Iran’s Guards Turn Tankers Into a U.S. Pressure Point
Tehran is using maritime threats to raise the cost of U.S. pressure and force Washington back toward a deal on Iranian terms.
The IRGC said any attack on Iranian tankers or commercial vessels would trigger strikes on “one of the American centres in the region” and enemy ships, after a US fighter jet disabled two Iranian-flagged tankers in the Gulf of Oman, according to
The Guardian and
Malay Mail. That is not a routine threat; it is a bid to widen the fight from ships to US bases and Gulf infrastructure. Washington was meanwhile waiting for Tehran’s answer to its latest negotiating position, with Trump saying he expected a reply “supposedly tonight” and the proposal being relayed through Pakistani mediators,
New Straits Times reported.
The Strait is the leverage
For
Global Politics, this is coercive diplomacy by sea: Iran is turning the Strait of Hormuz into the place where it can extract concessions without firing on the US mainland.
Al Jazeera reported that Tehran has already tightened the rules for passage through a new “Persian Gulf Strait Authority,” while
Reuters documented in March that at least three tankers were damaged in the Gulf as the conflict escalated, one seafarer was killed, and war-risk insurance costs were expected to jump 25% to 50%. The message is simple: even limited force in the water can hit oil flows, premiums and confidence long before a broader battle breaks out.
Who gains from escalation
The immediate beneficiary is the IRGC, which gains relevance by making maritime control part of Iran’s bargaining power, and the hardline camp that can argue pressure, not diplomacy, delivers results. The losers are the shipping companies, insurers and Gulf states sitting under the US security umbrella, because every tanker incident expands the perimeter of risk.
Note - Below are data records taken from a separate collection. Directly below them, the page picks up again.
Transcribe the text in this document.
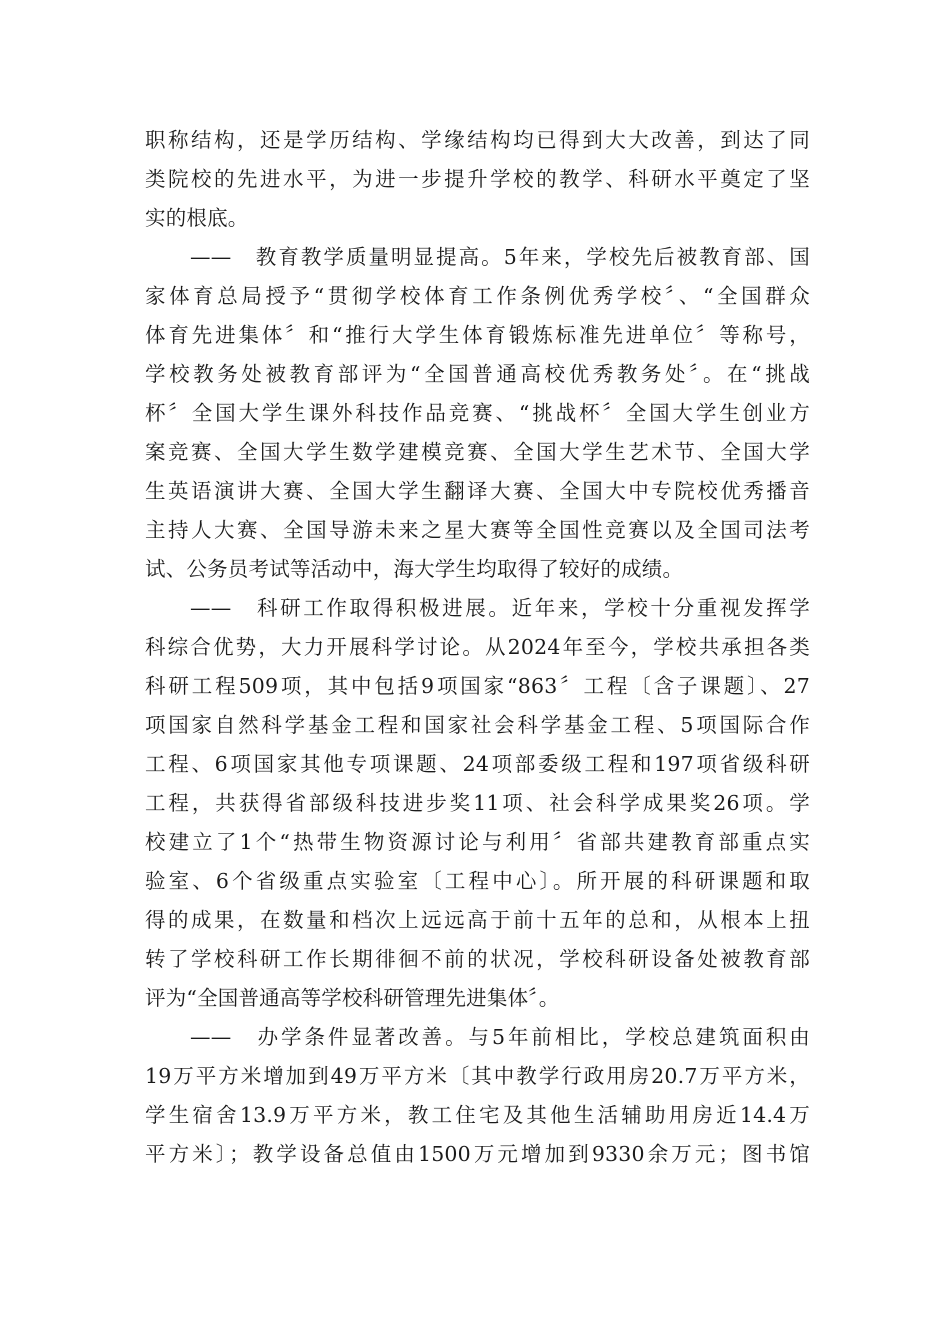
职称结构，还是学历结构、学缘结构均已得到大大改善，到达了同
类院校的先进水平，为进一步提升学校的教学、科研水平奠定了坚
实的根底。
——　教育教学质量明显提高。5年来，学校先后被教育部、国
家体育总局授予“贯彻学校体育工作条例优秀学校〞、“全国群众
体育先进集体〞和“推行大学生体育锻炼标准先进单位〞等称号，
学校教务处被教育部评为“全国普通高校优秀教务处〞。在“挑战
杯〞全国大学生课外科技作品竞赛、“挑战杯〞全国大学生创业方
案竞赛、全国大学生数学建模竞赛、全国大学生艺术节、全国大学
生英语演讲大赛、全国大学生翻译大赛、全国大中专院校优秀播音
主持人大赛、全国导游未来之星大赛等全国性竞赛以及全国司法考
试、公务员考试等活动中，海大学生均取得了较好的成绩。
——　科研工作取得积极进展。近年来，学校十分重视发挥学
科综合优势，大力开展科学讨论。从2024年至今，学校共承担各类
科研工程509项，其中包括9项国家“863〞工程〔含子课题〕、27
项国家自然科学基金工程和国家社会科学基金工程、5项国际合作
工程、6项国家其他专项课题、24项部委级工程和197项省级科研
工程，共获得省部级科技进步奖11项、社会科学成果奖26项。学
校建立了1个“热带生物资源讨论与利用〞省部共建教育部重点实
验室、6个省级重点实验室〔工程中心〕。所开展的科研课题和取
得的成果，在数量和档次上远远高于前十五年的总和，从根本上扭
转了学校科研工作长期徘徊不前的状况，学校科研设备处被教育部
评为“全国普通高等学校科研管理先进集体〞。
——　办学条件显著改善。与5年前相比，学校总建筑面积由
19万平方米增加到49万平方米〔其中教学行政用房20.7万平方米，
学生宿舍13.9万平方米，教工住宅及其他生活辅助用房近14.4万
平方米〕；教学设备总值由1500万元增加到9330余万元；图书馆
New Straits Times noted that Iran has already attacked sites in Qatar during the war, underlining that Tehran is prepared to convert a shipping dispute into a wider warning to US partners. For Washington, the bind is obvious: the more it enforces a blockade on Iranian shipping, the easier it becomes for Tehran to justify threats against American assets, as
Malay Mail and
The Guardian show.
What to watch next
Watch Monday’s shipping and insurance reset, when the market will price whether this is a one-off clash or the start of a new maritime campaign. Also watch Tehran’s formal response to the US proposal, and whether Gulf mediators can keep the truce track alive while the Strait remains a live battlefield. If Iran follows through on its threat, the first test will be whether Washington can protect tankers without broadening the conflict.